In feature learning, margin as a hyperparameter is selected based on best convention of the dataset and such convention is learned with multiple trials. We propose to approximate margin empirically based on the trajectory of the error during training. Let \(\hat{m}\) denote the true margin for a particular local minimum \(\hat{\theta }\). Without loss of generality let us assume \(\mathcal {L} \rightarrow 0 \) then \(\mathcal {L}_{\hat{m}+\varepsilon }(\hat{\theta })>0\ \forall \varepsilon >0\). Let \(\mathcal {L}_{m_e}\) be a sequence of functions that converge to the correct estimate of the loss \(\mathcal {L}_{\hat{m}}(\hat{\theta })\) and hence allowing us to approximately find solution during training:

$$\begin{aligned} \lim _{e\rightarrow \infty } \mathcal {L}_{m_e}(a,p,n,f_\theta ) \rightarrow \mathcal {L}_{\hat{m}}(a,p,n,f_{\hat{\theta }}) \ \ \forall a,p,n \end{aligned}$$
(4)

Analysis of deep learning error trajectory is difficult, hence this is not trivial to find such sequence of margins that satisfy such convergence. Without loss of generality, we assume loss in training is non-increasing epoch-wise \(\mathcal {L}_m(\theta _e)\ge \mathcal {L}_m(\theta _{e+1})\) where \(\theta _e\) denotes model parameters at epoch e. One possible approach would be starting from a margin of \(m_0=0\) and increasing the margin by a constant when an error bound is reached in the training loss. Thus, we can make the following proposition:

Proposition 1

Given a separable set, \(m_0=0\), and let \( \bar{\mathcal {L}}=\sum _{(a,p,n)} \mathcal {L}\) and \(\mathbb {1}(.)\) be indicator function; \(\exists c_e \in \mathbb {R}\) s.t. \( m_{e+1} = m_e + c_e \times \mathbb {1} (\bar{\mathcal {L}}_{m_e}\le \varepsilon )\) satisfies (4) for an arbitrary \(\theta \) with \(\varepsilon \le \mathcal {L}_{\hat{m}}(\hat{\theta })\approx 0\).

Proof

\(\mathcal {L}_m\) is a convex function of m for a fixed \(\theta \). \(\mathcal {L}_m = 0 \ \forall m\in [0,\hat{m}]\) and \(\mathcal {L}\) is monotonically increasing \(\forall m \in [\hat{m}, \infty ]\), hence \(\exists \hat{m}\) the unique solution.

By definition for fixed m \(\mathcal {L}(\theta _e)\) is non increasing wrt. e and converges to a point. Hence, if \(\exists \varepsilon =\mathcal {L}_{\hat{m}}(\hat{\theta })\), the network converges to minimum loss and \(\hat{\theta },\hat{m}\) are found in order.

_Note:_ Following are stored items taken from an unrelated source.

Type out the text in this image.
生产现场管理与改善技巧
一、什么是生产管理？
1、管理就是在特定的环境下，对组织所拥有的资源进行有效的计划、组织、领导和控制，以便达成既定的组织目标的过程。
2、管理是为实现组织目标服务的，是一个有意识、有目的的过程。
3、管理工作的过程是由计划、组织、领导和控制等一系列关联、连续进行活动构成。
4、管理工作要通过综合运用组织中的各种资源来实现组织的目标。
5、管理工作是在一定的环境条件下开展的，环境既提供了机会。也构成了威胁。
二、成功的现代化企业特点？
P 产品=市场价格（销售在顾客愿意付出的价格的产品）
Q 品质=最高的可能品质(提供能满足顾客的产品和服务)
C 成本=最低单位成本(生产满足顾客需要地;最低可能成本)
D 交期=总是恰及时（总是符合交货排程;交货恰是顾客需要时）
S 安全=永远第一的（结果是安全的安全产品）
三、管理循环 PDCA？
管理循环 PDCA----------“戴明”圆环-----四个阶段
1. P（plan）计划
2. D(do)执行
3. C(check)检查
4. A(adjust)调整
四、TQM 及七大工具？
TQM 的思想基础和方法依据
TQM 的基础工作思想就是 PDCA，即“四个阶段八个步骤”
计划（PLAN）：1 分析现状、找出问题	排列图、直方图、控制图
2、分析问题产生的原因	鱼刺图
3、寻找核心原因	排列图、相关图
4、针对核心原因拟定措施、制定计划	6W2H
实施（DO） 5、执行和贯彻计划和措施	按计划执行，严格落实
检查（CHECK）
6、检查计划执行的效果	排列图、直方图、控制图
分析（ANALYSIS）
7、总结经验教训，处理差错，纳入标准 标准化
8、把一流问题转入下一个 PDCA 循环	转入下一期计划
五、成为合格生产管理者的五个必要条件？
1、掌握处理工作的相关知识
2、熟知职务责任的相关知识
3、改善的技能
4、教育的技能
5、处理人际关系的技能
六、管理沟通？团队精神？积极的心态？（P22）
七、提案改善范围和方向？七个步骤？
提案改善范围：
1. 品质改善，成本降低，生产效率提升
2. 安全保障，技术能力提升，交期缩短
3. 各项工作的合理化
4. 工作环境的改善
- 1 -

We can observe that the proposition works in the case of noiseless samples. We propose to pick an empirical \(\varepsilon \), due to incorrect gradient estimates and the sample observation noise. Here the selection of \(\varepsilon \) will affect the final convergence of training as it is indirectly enforced as the minimum loss expected from the learned feature space.

The following corollary states that instead of putting a threshold on the total loss as a condition for increasing margin, we can consider the number of samples with a zero loss and hence instead of a loss threshold we can put a threshold on the size of the set of zero loss samples.

Corollary 1

\(m_{e+1} = m_e +c_e \times \mathbb {1}(|A_{e}|= 0 )\) where \(A_{e} = \lbrace (a,p,n) | \mathcal {L}_{m_e}( a,p ,n, \theta _e)>0 \ \forall (a,p,n)\in \mathcal {T} \rbrace \) satisfies (4).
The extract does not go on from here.